Reservations for “A Musical Journey from Mexico to Argentina” may be made online at www.hprtickets.org or by calling the station (955-8821) during regular business hours. Tickets are $30 general, $25 for HPR members, and $15 for students with ID; plus online service charge. The Atherton Studio is located at Hawaiʻi Public Radio, 738 Kāheka Street. Doors open at 7:00 p.m.; music begins at 7:30 p.m.
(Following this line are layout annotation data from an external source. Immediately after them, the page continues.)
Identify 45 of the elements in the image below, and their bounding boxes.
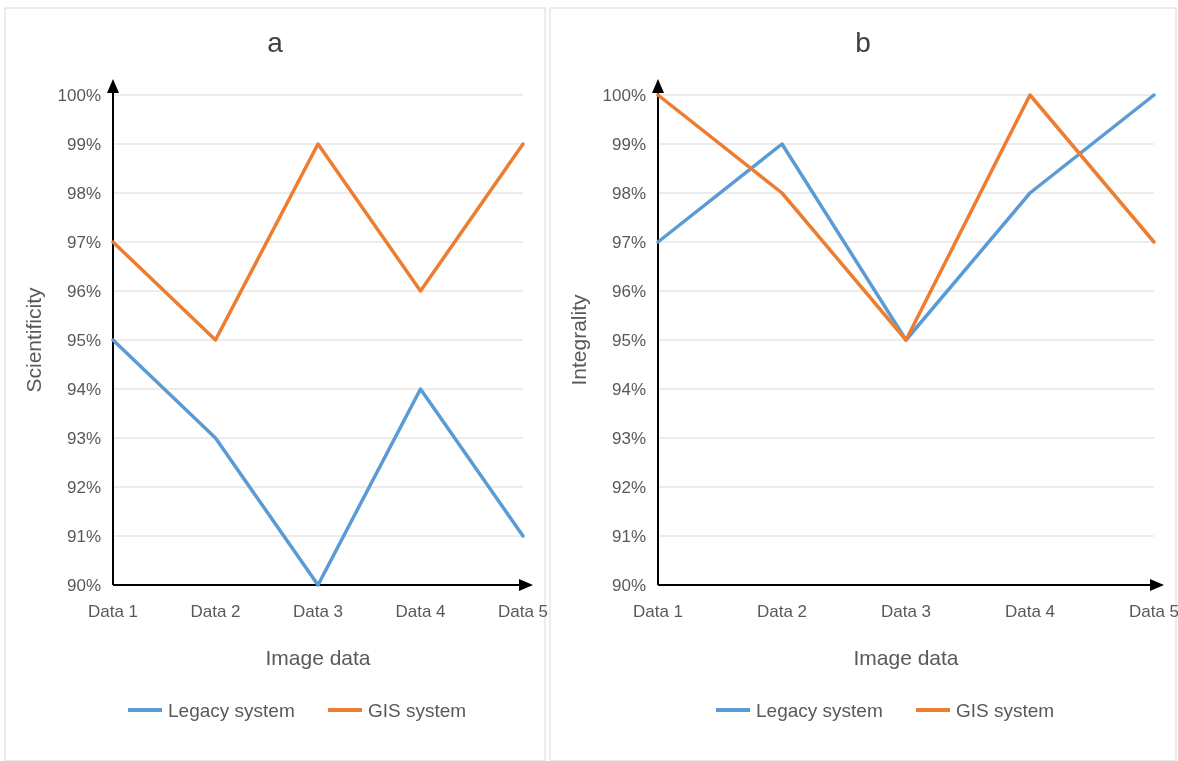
line-series [656,93,1156,342]
y-axis-title: Integrality [567,293,590,386]
x-tick-label: Data 3 [880,602,932,621]
y-tick-label: 91% [611,526,646,546]
y-tick-label: 99% [66,134,101,154]
x-tick-label: Data 5 [1128,602,1178,621]
y-tick-label: 96% [66,281,101,301]
x-tick-label: Data 5 [497,602,549,621]
y-tick-label: 91% [66,526,101,546]
y-tick-label: 94% [611,379,646,399]
legend-label: Legacy system [756,699,883,721]
x-axis-title: Image data [265,646,371,669]
y-tick-label: 100% [602,85,646,105]
y-tick-label: 92% [66,477,101,497]
y-tick-label: 95% [66,330,101,350]
y-tick-label: 98% [611,183,646,203]
y-tick-label: 90% [66,575,101,595]
x-tick-label: Data 4 [395,602,446,621]
x-axis-title: Image data [853,646,959,669]
x-tick-label: Data 2 [756,602,808,621]
y-tick-label: 94% [66,379,101,399]
x-tick-label: Data 2 [190,602,241,621]
y-tick-label: 98% [66,183,101,203]
y-tick-label: 90% [611,575,646,595]
y-tick-label: 95% [611,330,646,350]
y-tick-label: 97% [611,232,646,252]
y-tick-label: 93% [66,428,101,448]
y-tick-label: 97% [66,232,101,252]
legend-label: GIS system [956,699,1055,721]
legend-label: GIS system [368,699,467,721]
chart-title: a [267,27,284,58]
y-tick-label: 99% [611,134,646,154]
y-tick-label: 100% [57,85,101,105]
chart-title: b [855,27,871,58]
y-axis-title: Scientificity [22,286,45,393]
line-series [111,338,525,587]
y-tick-label: 92% [611,477,646,497]
x-tick-label: Data 1 [632,602,684,621]
x-tick-label: Data 3 [292,602,344,621]
x-tick-label: Data 1 [87,602,139,621]
y-tick-label: 96% [611,281,646,301]
legend-label: Legacy system [168,699,295,721]
y-tick-label: 93% [611,428,646,448]
x-tick-label: Data 4 [1004,602,1056,621]
line-series [111,142,525,342]
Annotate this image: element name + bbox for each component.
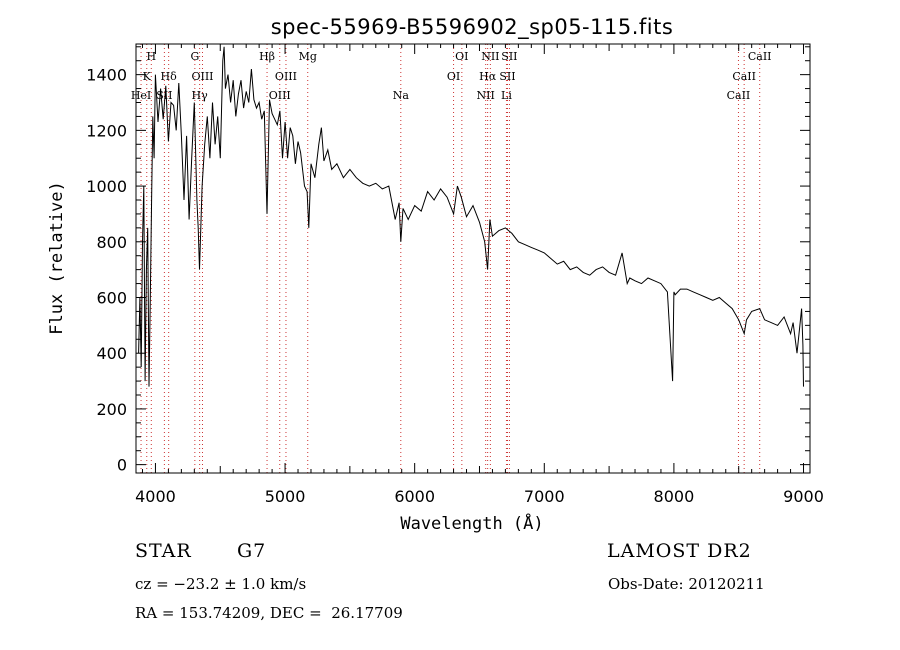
line-markers — [140, 44, 761, 473]
line-marker-label: Hβ — [259, 50, 275, 63]
line-marker-label: OIII — [191, 70, 213, 83]
line-marker-label: SII — [501, 50, 517, 63]
spectrum-chart: HeIKHSIIHδGHγOIIIHβOIIIOIIIMgNaOIOINIIHα… — [47, 15, 824, 534]
y-axis-ticks: 0 200 400 600 800 1000 1200 1400 — [86, 46, 810, 475]
y-tick-label: 400 — [96, 344, 127, 363]
x-tick-label: 5000 — [265, 487, 306, 506]
observation-date: Obs-Date: 20120211 — [608, 575, 765, 593]
line-marker-label: HeI — [131, 89, 151, 102]
spectrum-line — [138, 46, 804, 387]
x-axis-label: Wavelength (Å) — [400, 512, 543, 534]
line-marker-label: Na — [393, 89, 410, 102]
line-marker-label: NII — [477, 89, 495, 102]
line-marker-label: K — [143, 70, 152, 83]
line-marker-label: Hδ — [161, 70, 178, 83]
chart-title: spec-55969-B5596902_sp05-115.fits — [271, 15, 674, 40]
y-axis-label: Flux (relative) — [47, 181, 67, 335]
line-marker-label: CaII — [732, 70, 756, 83]
x-tick-label: 9000 — [783, 487, 824, 506]
sky-coordinates: RA = 153.74209, DEC = 26.17709 — [135, 604, 403, 622]
y-tick-label: 1200 — [86, 121, 127, 140]
x-tick-label: 7000 — [524, 487, 565, 506]
line-marker-label: OIII — [269, 89, 291, 102]
y-tick-label: 1400 — [86, 66, 127, 85]
line-marker-label: SII — [499, 70, 515, 83]
x-tick-label: 6000 — [394, 487, 435, 506]
line-marker-label: Hα — [479, 70, 497, 83]
object-class: STAR — [135, 540, 192, 562]
y-tick-label: 600 — [96, 289, 127, 308]
plot-frame — [135, 43, 811, 474]
y-tick-label: 0 — [117, 456, 127, 475]
line-marker-label: CaII — [727, 89, 751, 102]
line-marker-label: OI — [447, 70, 460, 83]
x-axis-ticks: 4000 5000 6000 7000 8000 9000 — [135, 44, 824, 506]
y-tick-label: 200 — [96, 400, 127, 419]
line-marker-label: Mg — [299, 50, 317, 63]
line-marker-label: OI — [455, 50, 468, 63]
object-subclass: G7 — [237, 540, 267, 562]
y-tick-label: 800 — [96, 233, 127, 252]
x-tick-label: 4000 — [135, 487, 176, 506]
line-marker-label: CaII — [748, 50, 772, 63]
line-marker-label: H — [146, 50, 156, 63]
line-marker-label: NII — [481, 50, 499, 63]
x-tick-label: 8000 — [654, 487, 695, 506]
line-marker-label: Li — [501, 89, 512, 102]
y-tick-label: 1000 — [86, 177, 127, 196]
line-marker-label: Hγ — [192, 89, 209, 102]
survey-name: LAMOST DR2 — [607, 540, 752, 562]
line-marker-labels: HeIKHSIIHδGHγOIIIHβOIIIOIIIMgNaOIOINIIHα… — [131, 50, 772, 102]
line-marker-label: G — [190, 50, 199, 63]
redshift-velocity: cz = −23.2 ± 1.0 km/s — [135, 575, 307, 593]
line-marker-label: OIII — [275, 70, 297, 83]
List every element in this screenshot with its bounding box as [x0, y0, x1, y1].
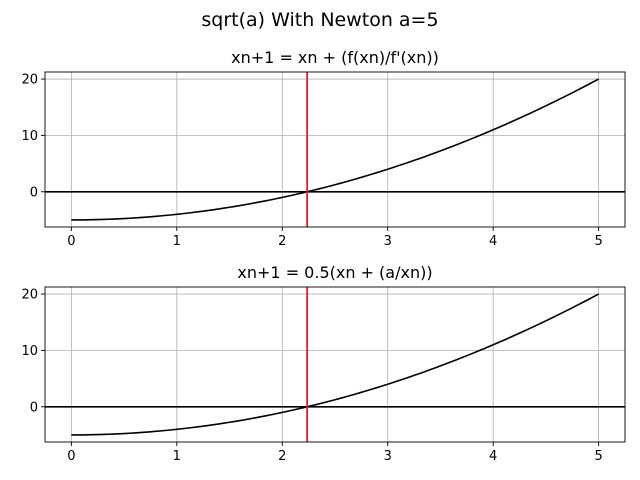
x-tick-label: 1: [173, 234, 181, 249]
axes-frame: [44, 71, 626, 228]
subplot-title: xn+1 = xn + (f(xn)/f'(xn)): [231, 48, 439, 67]
y-tick-label: 10: [21, 344, 38, 359]
x-tick-label: 2: [278, 449, 286, 464]
x-tick-label: 0: [67, 449, 75, 464]
axes-frame: [44, 286, 626, 443]
y-tick-label: 20: [21, 288, 38, 303]
x-tick-label: 5: [594, 449, 602, 464]
subplot-title: xn+1 = 0.5(xn + (a/xn)): [237, 263, 432, 282]
y-tick-label: 0: [30, 185, 38, 200]
y-tick-label: 10: [21, 129, 38, 144]
x-tick-label: 3: [384, 449, 392, 464]
series-line: [71, 293, 600, 436]
series-line: [71, 78, 600, 221]
y-tick-label: 20: [21, 73, 38, 88]
y-tick-label: 0: [30, 400, 38, 415]
figure-title: sqrt(a) With Newton a=5: [201, 9, 438, 31]
x-tick-label: 3: [384, 234, 392, 249]
subplot-2: xn+1 = 0.5(xn + (a/xn)) 0 1 2 3 4 5 0 10 20: [21, 263, 626, 464]
subplot-1: xn+1 = xn + (f(xn)/f'(xn)) 0 1 2 3 4 5 0 10 20: [21, 48, 626, 249]
x-tick-label: 5: [594, 234, 602, 249]
x-tick-label: 1: [173, 449, 181, 464]
x-tick-label: 2: [278, 234, 286, 249]
x-tick-label: 4: [489, 234, 497, 249]
x-tick-label: 4: [489, 449, 497, 464]
x-tick-label: 0: [67, 234, 75, 249]
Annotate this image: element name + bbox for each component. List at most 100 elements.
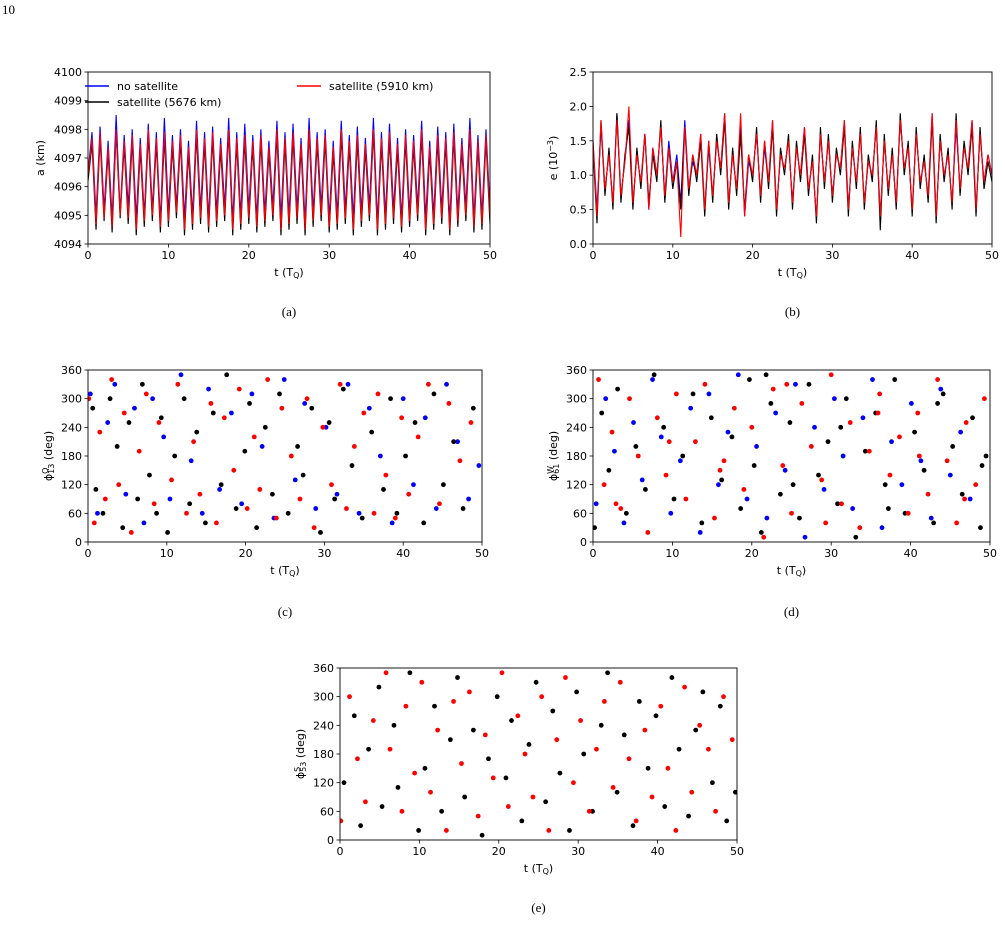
- point: [729, 434, 735, 440]
- y-tick-label: 0: [327, 834, 334, 847]
- y-tick-label: 300: [61, 393, 82, 406]
- point: [627, 396, 632, 402]
- point: [231, 467, 237, 473]
- x-tick-label: 0: [590, 249, 597, 262]
- point: [169, 477, 174, 483]
- point: [594, 746, 599, 752]
- y-tick-label: 2.5: [570, 66, 588, 79]
- point: [167, 496, 173, 502]
- figure-caption: (d): [784, 604, 799, 619]
- point: [151, 501, 157, 507]
- point: [940, 391, 946, 397]
- point: [671, 496, 677, 502]
- point: [460, 506, 466, 511]
- y-tick-label: 2.0: [570, 100, 588, 113]
- point: [729, 737, 735, 743]
- point: [816, 472, 821, 478]
- point: [970, 415, 975, 421]
- point: [88, 391, 93, 397]
- point: [132, 405, 137, 411]
- x-tick-label: 30: [824, 547, 838, 560]
- point: [721, 694, 726, 700]
- point: [892, 377, 898, 382]
- x-tick-label: 10: [666, 249, 680, 262]
- point: [415, 434, 421, 440]
- point: [318, 530, 323, 535]
- label-part: 13: [47, 464, 56, 474]
- point: [840, 453, 846, 459]
- point: [599, 410, 605, 416]
- point: [782, 467, 788, 473]
- point: [680, 453, 686, 459]
- point: [165, 530, 170, 535]
- point: [623, 510, 629, 516]
- point: [347, 694, 352, 700]
- point: [950, 444, 956, 449]
- point: [780, 463, 786, 468]
- point: [709, 780, 715, 786]
- point: [530, 794, 536, 800]
- point: [389, 520, 395, 526]
- point: [172, 453, 178, 459]
- point: [371, 510, 377, 516]
- point: [643, 487, 648, 492]
- label-part: −3: [546, 140, 555, 152]
- point: [433, 506, 439, 511]
- point: [601, 482, 607, 488]
- point: [716, 482, 721, 488]
- x-tick-label: 50: [983, 547, 997, 560]
- point: [403, 703, 409, 709]
- label-part: ): [547, 136, 560, 140]
- point: [889, 439, 894, 445]
- point: [300, 472, 306, 478]
- chart: 0 10 20 30 40 50 4094 4095 4096 4097 4098 4099 4100 t…: [34, 66, 497, 280]
- point: [983, 453, 989, 459]
- point: [602, 699, 607, 704]
- point: [519, 818, 525, 824]
- y-tick-label: 240: [61, 421, 82, 434]
- axes-frame: [592, 71, 993, 245]
- x-axis-label: t (TQ): [274, 266, 303, 280]
- point: [787, 420, 793, 425]
- point: [379, 804, 385, 809]
- point: [724, 818, 730, 824]
- point: [598, 722, 604, 728]
- point: [515, 713, 521, 719]
- x-tick-label: 50: [985, 249, 999, 262]
- x-axis-label: t (TQ): [777, 564, 806, 578]
- point: [596, 377, 601, 382]
- point: [432, 703, 437, 709]
- point: [199, 510, 205, 516]
- point: [116, 482, 122, 488]
- point: [935, 401, 940, 406]
- point: [370, 718, 376, 723]
- label-part: e (10: [547, 152, 560, 181]
- point: [451, 699, 456, 704]
- point: [676, 746, 682, 752]
- point: [654, 415, 660, 421]
- point: [482, 732, 488, 738]
- point: [194, 429, 200, 435]
- y-tick-label: 300: [566, 393, 587, 406]
- point: [770, 386, 776, 392]
- point: [963, 420, 969, 425]
- point: [388, 396, 393, 402]
- point: [361, 410, 367, 416]
- label-part: Q: [543, 867, 549, 876]
- point: [257, 487, 263, 492]
- point: [421, 520, 427, 526]
- point: [918, 458, 924, 464]
- point: [958, 429, 964, 435]
- point: [391, 722, 397, 728]
- point: [356, 510, 362, 516]
- point: [706, 391, 712, 397]
- x-tick-label: 20: [242, 249, 256, 262]
- point: [931, 520, 937, 526]
- legend-label: satellite (5910 km): [329, 80, 433, 93]
- point: [412, 770, 418, 776]
- point: [763, 372, 769, 378]
- y-tick-label: 360: [61, 364, 82, 377]
- x-tick-label: 40: [403, 249, 417, 262]
- label-part: t (T: [270, 564, 289, 577]
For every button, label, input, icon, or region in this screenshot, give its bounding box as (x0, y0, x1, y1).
Audience members will enjoy the sounds of the six-string Spanish guitar, tiple (a type of 12-string guitar from Colombia), charango (a small, round-backed, 10-string guitar from Perú and Bolivia), sikus or zampoñas (Peruvian pan pipes), all played by Daniel Dickey. Sandy Tsukiyama provides vocals, and accompanying maracas, güiro, cajón peruano (Peruvian box-drum), and bongó. And guest Duane Padilla adds his violin and six-string Spanish guitar.
 
About the artists

Daniel Dickey and Sandy Tsukiyama

Daniel Dickey grew up listening to Tex-Mex music in Texas and later began performing in Mexican trios and mariachi groups.  After years of travel, residence, and study in Mexico, Central America, and South America, he added many other styles of Latin American music to his repertoire. He holds a Master’s degree in Folklore from the University of Texas at Austin and taught Mariachi, Andean, and Marimba ensembles in the Music Department there for many years. He is the author of a book and several articles about Texas Mexican corridos (ballads). He was also a Spanish teacher and Dean at St. Andrew’s Episcopal School in Austin for 31 years. Dickey has performed in México, South America, Europe, and around the United States for almost four decades.  His many recordings feature his Austin musical groups Chaski, Los Romanceros, and Takiy Orqo. In 2012, Dickey and his wife returned to Honolulu to be closer to family. He currently performs at several local venues.
 
Sandy Tsukiyama is a Honolulu native, with a BA in Ethnomusicology from the University of Hawaiʻi at Mānoa. A recipient of a Rotary Post-Graduate Fellowship for International Understanding, she studied Brazilian folk music traditions and voice at the Universidade Federal do Rio de Janeiro Escola de Música. During her three-year stay in Rio, she became immersed in the vibrant musical culture of the city, performing backup for numerous well-known artists, and as the house vocalist at Restaurante Antonino in the Lagoa District. While married to percussionist Carlinhos “Pandeiro de Ouro” de Oliveira, she befriended numerous household names on the Brazilian music scene. Since returning home she has maintained her passion for Latin American musical culture through singing in flamenco, salsa, mariachi, Brazilian, and Latin jazz groups. She is the host of HPRʻs “Brazilian Experience” (HPR-2, Saturday, 4 p.m.).

Duane Padilla is well-known to Atherton and Honolulu audiences for both his classical and jazz prowess on the violin.  In this concert, he shows again his great versatility delving into the Hispanic folk and popular roots of some of the jazz and classical music he frequently performs. Besides the violin, Padilla will also add some guitar lines.